Community members took tours of the new facility, inspected an escort van, met with Justice Health nurses and members of the Immediate Action Team, learned about recruitment and saw the Corrective Services NSW Security Operations Group dog squad in action.
As well, visitors enjoyed a free barbecue and refreshments.
Formerly the Juniperina Juvenile Justice Centre, the site has undergone a number of alterations in recent months, including the refurbishment of existing buildings, increased perimeter fencing and upgrades to electronic security.
Minister for Corrections David Elliott said he hoped inmates in the new prison would use the opportunity to turn their lives around like 13-year-old convict Mary Wade, who became a respected member of society after being transported to NSW on the Second Fleet.

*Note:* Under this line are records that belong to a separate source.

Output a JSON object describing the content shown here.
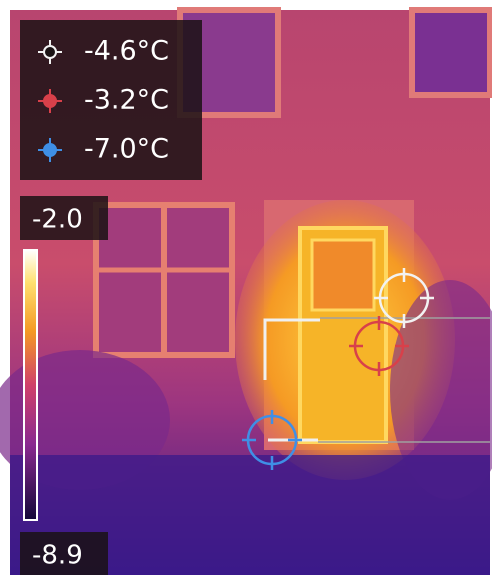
{
  "readings": [
    {
      "value": "-4.6°C",
      "color": "#f2f2f2"
    },
    {
      "value": "-3.2°C",
      "color": "#d8404a"
    },
    {
      "value": "-7.0°C",
      "color": "#3f8fe6"
    }
  ],
  "scale": {
    "max": "-2.0",
    "min": "-8.9"
  }
}
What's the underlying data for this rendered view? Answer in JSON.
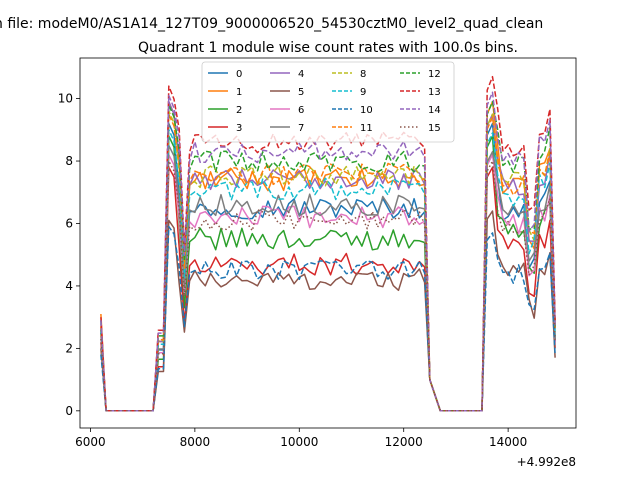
{
  "figure": {
    "suptitle": "n file: modeM0/AS1A14_127T09_9000006520_54530cztM0_level2_quad_clean",
    "title": "Quadrant 1 module wise count rates with 100.0s bins.",
    "x_offset_label": "+4.992e8"
  },
  "chart_data": {
    "type": "line",
    "title": "Quadrant 1 module wise count rates with 100.0s bins.",
    "xlabel": "",
    "ylabel": "",
    "x_offset": 499200000,
    "xlim": [
      5800,
      15300
    ],
    "ylim": [
      -0.55,
      11.3
    ],
    "xticks": [
      6000,
      8000,
      10000,
      12000,
      14000
    ],
    "xtick_labels": [
      "6000",
      "8000",
      "10000",
      "12000",
      "14000"
    ],
    "yticks": [
      0,
      2,
      4,
      6,
      8,
      10
    ],
    "ytick_labels": [
      "0",
      "2",
      "4",
      "6",
      "8",
      "10"
    ],
    "grid": false,
    "legend_placement": "top-center",
    "legend_columns": 4,
    "segments": [
      {
        "x_start": 6200,
        "x_end": 12500,
        "dx": 100
      },
      {
        "x_start": 12700,
        "x_end": 14950,
        "dx": 100
      }
    ],
    "series": [
      {
        "name": "0",
        "color": "#1f77b4",
        "dash": "solid",
        "levels": {
          "start": 2.6,
          "peak1": 9.2,
          "plateau": 6.5,
          "peak2": 9.2,
          "tail": 6.4,
          "end": 2.2
        }
      },
      {
        "name": "1",
        "color": "#ff7f0e",
        "dash": "solid",
        "levels": {
          "start": 3.1,
          "peak1": 9.9,
          "plateau": 7.4,
          "peak2": 9.9,
          "tail": 7.3,
          "end": 2.8
        }
      },
      {
        "name": "2",
        "color": "#2ca02c",
        "dash": "solid",
        "levels": {
          "start": 2.5,
          "peak1": 8.8,
          "plateau": 5.5,
          "peak2": 8.8,
          "tail": 5.8,
          "end": 2.3
        }
      },
      {
        "name": "3",
        "color": "#d62728",
        "dash": "solid",
        "levels": {
          "start": 2.2,
          "peak1": 7.8,
          "plateau": 4.7,
          "peak2": 7.8,
          "tail": 5.3,
          "end": 2.0
        }
      },
      {
        "name": "4",
        "color": "#9467bd",
        "dash": "solid",
        "levels": {
          "start": 2.8,
          "peak1": 9.9,
          "plateau": 7.4,
          "peak2": 9.5,
          "tail": 7.2,
          "end": 2.6
        }
      },
      {
        "name": "5",
        "color": "#8c564b",
        "dash": "solid",
        "levels": {
          "start": 2.0,
          "peak1": 6.1,
          "plateau": 4.2,
          "peak2": 6.4,
          "tail": 4.4,
          "end": 1.7
        }
      },
      {
        "name": "6",
        "color": "#e377c2",
        "dash": "solid",
        "levels": {
          "start": 2.4,
          "peak1": 8.2,
          "plateau": 6.2,
          "peak2": 8.2,
          "tail": 6.0,
          "end": 2.2
        }
      },
      {
        "name": "7",
        "color": "#7f7f7f",
        "dash": "solid",
        "levels": {
          "start": 2.5,
          "peak1": 8.5,
          "plateau": 6.6,
          "peak2": 8.3,
          "tail": 6.3,
          "end": 2.3
        }
      },
      {
        "name": "8",
        "color": "#bcbd22",
        "dash": "dashed",
        "levels": {
          "start": 2.7,
          "peak1": 9.6,
          "plateau": 7.5,
          "peak2": 9.5,
          "tail": 7.3,
          "end": 2.6
        }
      },
      {
        "name": "9",
        "color": "#17becf",
        "dash": "dashed",
        "levels": {
          "start": 2.6,
          "peak1": 9.0,
          "plateau": 7.1,
          "peak2": 8.9,
          "tail": 6.9,
          "end": 2.4
        }
      },
      {
        "name": "10",
        "color": "#1f77b4",
        "dash": "dashed",
        "levels": {
          "start": 1.8,
          "peak1": 5.9,
          "plateau": 4.5,
          "peak2": 5.7,
          "tail": 4.4,
          "end": 1.8
        }
      },
      {
        "name": "11",
        "color": "#ff7f0e",
        "dash": "dashed",
        "levels": {
          "start": 2.7,
          "peak1": 9.5,
          "plateau": 7.6,
          "peak2": 9.4,
          "tail": 7.2,
          "end": 2.6
        }
      },
      {
        "name": "12",
        "color": "#2ca02c",
        "dash": "dashed",
        "levels": {
          "start": 2.9,
          "peak1": 9.8,
          "plateau": 8.0,
          "peak2": 9.9,
          "tail": 7.9,
          "end": 2.7
        }
      },
      {
        "name": "13",
        "color": "#d62728",
        "dash": "dashed",
        "levels": {
          "start": 3.0,
          "peak1": 10.4,
          "plateau": 8.6,
          "peak2": 10.7,
          "tail": 8.4,
          "end": 2.9
        }
      },
      {
        "name": "14",
        "color": "#9467bd",
        "dash": "dashed",
        "levels": {
          "start": 2.9,
          "peak1": 10.1,
          "plateau": 8.3,
          "peak2": 10.2,
          "tail": 8.1,
          "end": 2.7
        }
      },
      {
        "name": "15",
        "color": "#8c564b",
        "dash": "dotted",
        "levels": {
          "start": 2.3,
          "peak1": 8.0,
          "plateau": 6.1,
          "peak2": 8.0,
          "tail": 5.9,
          "end": 2.2
        }
      }
    ]
  }
}
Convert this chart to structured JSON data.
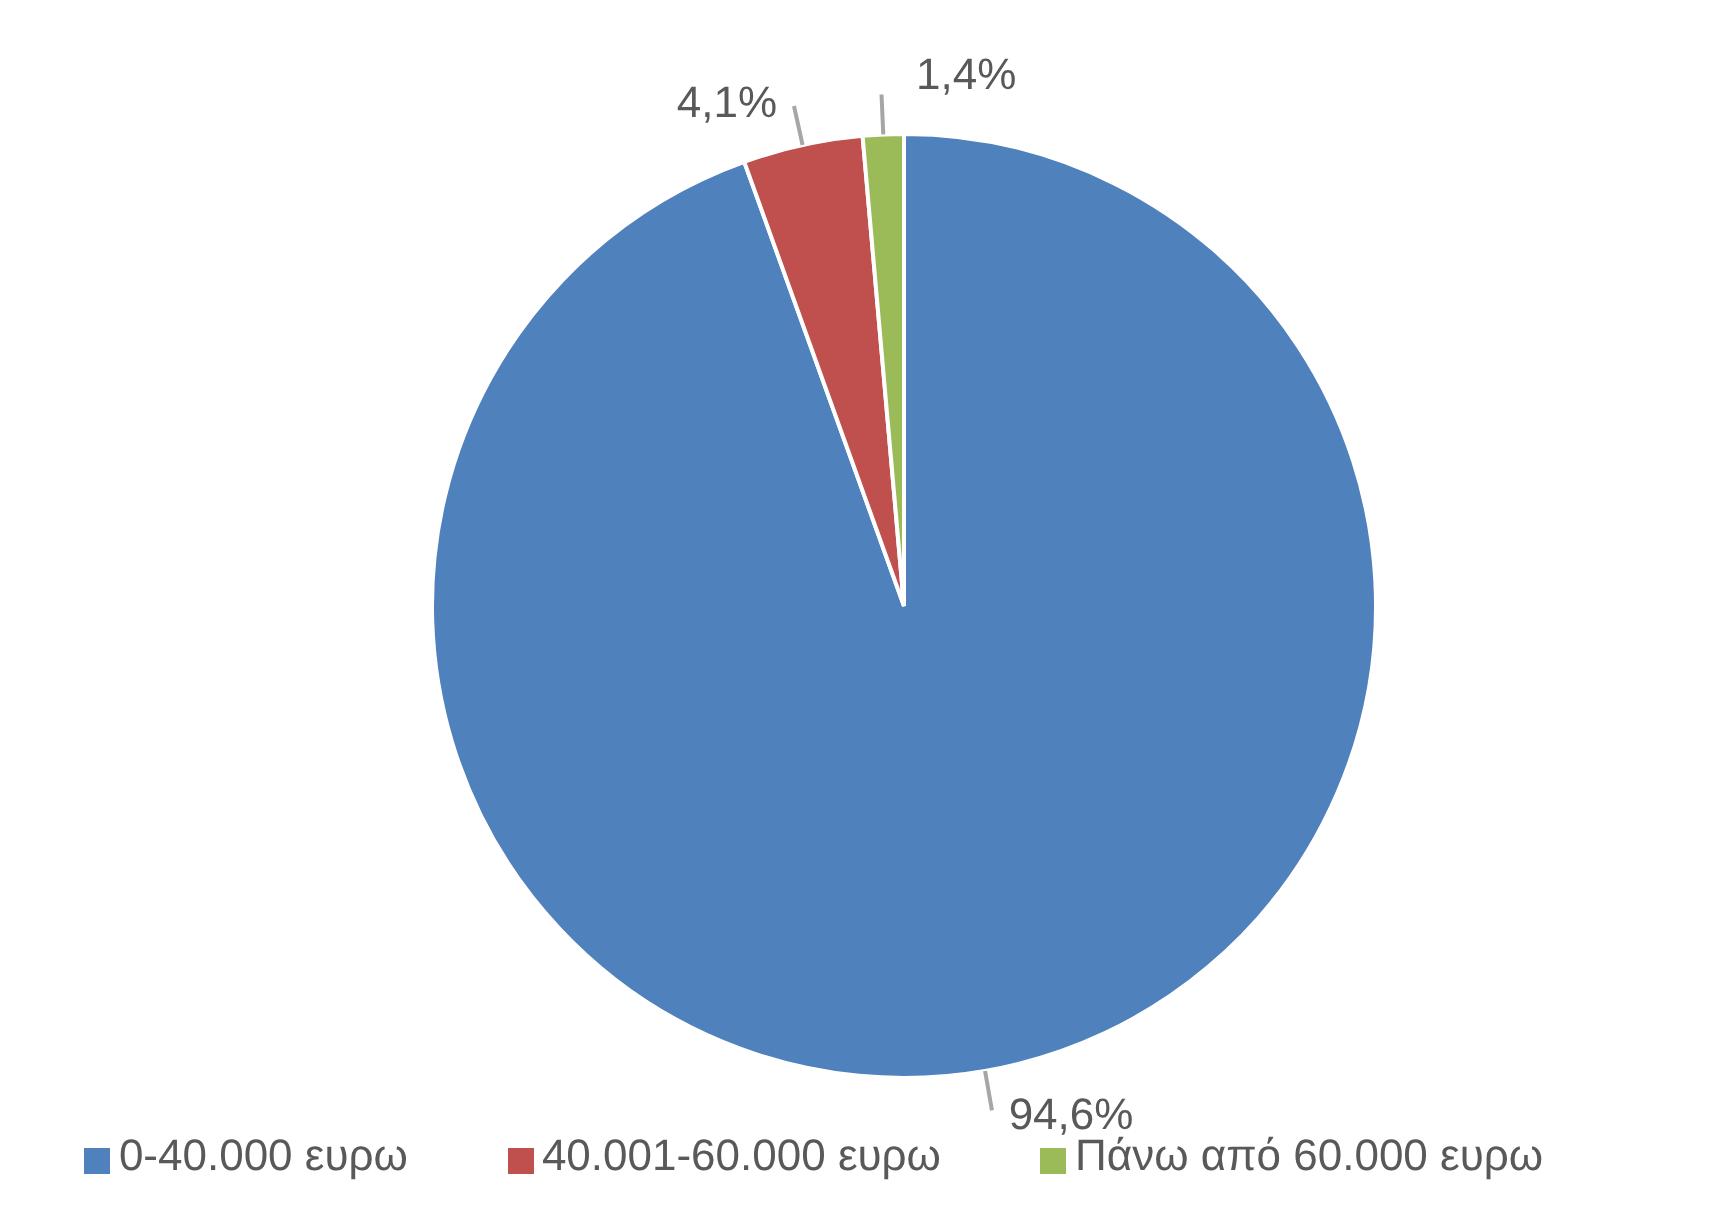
{
  "chart_data": {
    "type": "pie",
    "categories": [
      "0-40.000 ευρω",
      "40.001-60.000 ευρω",
      "Πάνω από 60.000 ευρω"
    ],
    "values": [
      94.6,
      4.1,
      1.4
    ],
    "colors": [
      "#4f81bd",
      "#c0504d",
      "#9bbb59"
    ],
    "value_labels": [
      "94,6%",
      "4,1%",
      "1,4%"
    ],
    "legend": "bottom"
  }
}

“Mary Wade is one of three prisons we are opening in the next six months, including new facilities at Wellington and Cessnock, to help cater for the state’s rising prisoner population,” Mr Elliott said.
“The NSW Government is also investing more than $237 million to reduce reoffending and help break the cycle of crime. If we get this right, we can make a real and lasting difference to the people of NSW.”
Convenor of the Mary Wade Family Association Bob Stephens said he was proud the centre was named after Mary.
“There are now over 7,000 documented descendants of Mary Wade spread across the world. Notable scions include former Prime Minister Kevin Rudd and WW2 Victoria Cross hero Jack Edmondson,” Mr Stephen said.
“While Mary had a difficult beginning to her life, suffering the cruelties of transportation, the death of at least four children, and a harsh life on the land as a pioneer, her example and contribution to Australia has lasted long beyond her lifetime.”
The centre will create around 98 jobs and support CSNSW’s Better Prisons reform program to lift standards, strengthen accountability, and help meet the Government’s commitment to reduce adult reoffending by five per cent.